Isaiah Berlin — Value Pluralism

Some values are genuinely incommensurable. You cannot rank “privacy” against “safety” on a single scale without imposing one community’s priorities on everyone else. AI systems must accommodate plural moral frameworks, not flatten them.

Ludwig Wittgenstein — The Limits of the Sayable

Some decisions can be systematised and delegated to AI; others — involving values, ethics, cultural context — fundamentally cannot. The boundary between the “sayable” (what can be specified, measured, verified) and what lies beyond it is the framework’s foundational constraint. What cannot be systematised must not be automated.

Te Tiriti o Waitangi — Indigenous Sovereignty

Communities should control their own data and the systems that act upon it. Concepts of rangatiratanga (self-determination), kaitiakitanga (guardianship), and mana (dignity) provide centuries-old prior art for digital sovereignty.

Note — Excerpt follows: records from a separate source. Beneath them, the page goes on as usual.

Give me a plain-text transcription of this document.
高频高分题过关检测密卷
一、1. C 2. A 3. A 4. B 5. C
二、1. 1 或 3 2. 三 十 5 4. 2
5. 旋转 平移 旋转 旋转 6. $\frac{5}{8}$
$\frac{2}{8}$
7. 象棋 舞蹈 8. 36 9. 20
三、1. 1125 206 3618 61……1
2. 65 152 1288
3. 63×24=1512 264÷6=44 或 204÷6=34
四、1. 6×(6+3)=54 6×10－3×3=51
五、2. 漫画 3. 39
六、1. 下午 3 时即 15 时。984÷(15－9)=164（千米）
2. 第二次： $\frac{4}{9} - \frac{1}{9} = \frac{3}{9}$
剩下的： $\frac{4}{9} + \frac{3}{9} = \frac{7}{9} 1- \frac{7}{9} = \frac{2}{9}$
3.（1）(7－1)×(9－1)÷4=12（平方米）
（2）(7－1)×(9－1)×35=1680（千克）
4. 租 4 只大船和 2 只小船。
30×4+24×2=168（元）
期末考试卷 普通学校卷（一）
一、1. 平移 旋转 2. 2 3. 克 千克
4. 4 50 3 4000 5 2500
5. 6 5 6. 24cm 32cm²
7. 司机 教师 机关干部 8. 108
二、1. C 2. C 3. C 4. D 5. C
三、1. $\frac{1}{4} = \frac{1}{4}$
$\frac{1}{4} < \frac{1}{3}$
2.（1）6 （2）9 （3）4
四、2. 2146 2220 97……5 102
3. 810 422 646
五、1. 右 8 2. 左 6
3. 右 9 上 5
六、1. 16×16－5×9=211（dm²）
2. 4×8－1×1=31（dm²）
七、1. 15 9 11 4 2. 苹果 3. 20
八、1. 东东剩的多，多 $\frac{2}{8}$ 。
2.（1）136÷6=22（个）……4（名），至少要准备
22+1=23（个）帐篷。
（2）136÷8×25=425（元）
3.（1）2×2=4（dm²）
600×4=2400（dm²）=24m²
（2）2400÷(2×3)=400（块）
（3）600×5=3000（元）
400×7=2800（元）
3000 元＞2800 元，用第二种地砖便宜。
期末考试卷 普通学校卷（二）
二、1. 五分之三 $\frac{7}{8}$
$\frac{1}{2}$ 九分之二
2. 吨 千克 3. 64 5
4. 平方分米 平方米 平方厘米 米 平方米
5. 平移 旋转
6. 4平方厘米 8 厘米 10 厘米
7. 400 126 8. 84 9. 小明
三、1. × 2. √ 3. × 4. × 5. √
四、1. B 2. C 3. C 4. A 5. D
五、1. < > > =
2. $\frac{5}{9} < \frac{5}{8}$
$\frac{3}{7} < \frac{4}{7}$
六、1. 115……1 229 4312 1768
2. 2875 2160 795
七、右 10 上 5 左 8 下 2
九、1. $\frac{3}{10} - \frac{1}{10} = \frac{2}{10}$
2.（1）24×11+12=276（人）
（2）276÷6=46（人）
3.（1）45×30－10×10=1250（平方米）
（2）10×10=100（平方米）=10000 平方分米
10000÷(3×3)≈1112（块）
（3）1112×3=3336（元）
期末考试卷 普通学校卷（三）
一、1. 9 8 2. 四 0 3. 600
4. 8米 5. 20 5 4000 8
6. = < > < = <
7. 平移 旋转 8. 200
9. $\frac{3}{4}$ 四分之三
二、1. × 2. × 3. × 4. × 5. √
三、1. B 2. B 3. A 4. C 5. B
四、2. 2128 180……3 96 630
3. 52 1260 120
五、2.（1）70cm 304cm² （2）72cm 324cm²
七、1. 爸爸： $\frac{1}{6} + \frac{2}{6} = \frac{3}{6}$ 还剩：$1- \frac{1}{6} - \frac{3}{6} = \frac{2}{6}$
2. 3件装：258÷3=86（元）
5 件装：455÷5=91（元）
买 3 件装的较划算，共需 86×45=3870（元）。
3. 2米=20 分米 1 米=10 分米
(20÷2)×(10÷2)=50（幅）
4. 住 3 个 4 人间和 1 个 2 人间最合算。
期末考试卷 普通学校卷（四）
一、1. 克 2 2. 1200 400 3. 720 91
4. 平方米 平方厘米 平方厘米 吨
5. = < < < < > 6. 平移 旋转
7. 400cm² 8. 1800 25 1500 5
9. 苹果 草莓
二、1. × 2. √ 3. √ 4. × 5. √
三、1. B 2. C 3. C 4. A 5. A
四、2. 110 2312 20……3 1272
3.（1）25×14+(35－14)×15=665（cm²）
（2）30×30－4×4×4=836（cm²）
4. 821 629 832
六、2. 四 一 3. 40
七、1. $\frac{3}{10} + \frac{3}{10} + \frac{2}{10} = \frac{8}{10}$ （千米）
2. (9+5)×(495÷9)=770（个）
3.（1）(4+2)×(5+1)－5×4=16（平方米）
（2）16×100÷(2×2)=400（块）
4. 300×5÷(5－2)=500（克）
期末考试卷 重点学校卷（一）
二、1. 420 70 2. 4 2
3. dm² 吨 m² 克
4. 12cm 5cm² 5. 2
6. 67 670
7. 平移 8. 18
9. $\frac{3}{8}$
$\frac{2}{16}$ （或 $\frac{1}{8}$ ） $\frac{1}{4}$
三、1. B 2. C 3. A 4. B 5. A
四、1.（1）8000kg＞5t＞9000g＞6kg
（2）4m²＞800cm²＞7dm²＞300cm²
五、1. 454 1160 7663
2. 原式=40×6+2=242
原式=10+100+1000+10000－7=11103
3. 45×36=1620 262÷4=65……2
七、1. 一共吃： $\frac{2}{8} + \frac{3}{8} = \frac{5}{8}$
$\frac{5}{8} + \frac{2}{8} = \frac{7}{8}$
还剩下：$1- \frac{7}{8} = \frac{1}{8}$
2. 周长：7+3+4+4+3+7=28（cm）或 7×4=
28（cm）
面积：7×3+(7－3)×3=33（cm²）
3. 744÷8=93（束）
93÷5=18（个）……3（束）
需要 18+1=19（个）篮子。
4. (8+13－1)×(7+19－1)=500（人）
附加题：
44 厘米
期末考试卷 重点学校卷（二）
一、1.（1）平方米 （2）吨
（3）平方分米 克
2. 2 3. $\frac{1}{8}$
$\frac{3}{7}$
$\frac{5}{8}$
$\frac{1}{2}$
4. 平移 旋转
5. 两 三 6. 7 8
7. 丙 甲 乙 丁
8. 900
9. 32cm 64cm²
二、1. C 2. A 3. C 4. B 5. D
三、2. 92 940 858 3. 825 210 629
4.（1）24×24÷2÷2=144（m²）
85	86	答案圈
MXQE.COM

Dr Karaitiana Taiuru — Indigenous Data Sovereignty in the AI Era

A foremost authority on Māori rights in artificial intelligence and digital environments. Dr Taiuru’s Kaupapa Māori AI Framework provides Te Tiriti-grounded principles for AI consent, Māori data sovereignty, and full-chain accountability. Tractatus’s governance design discharges the duties this framework asserts and engages with the wider personhood inquiry he has opened in the AI context.

taiuru.co.nz

Christopher Alexander — Living Architecture

Governance woven into system architecture, not bolted on. Five principles (Not-Separateness, Deep Interlock, Gradients, Structure-Preserving, Living Process) guide how the framework evolves while maintaining coherence.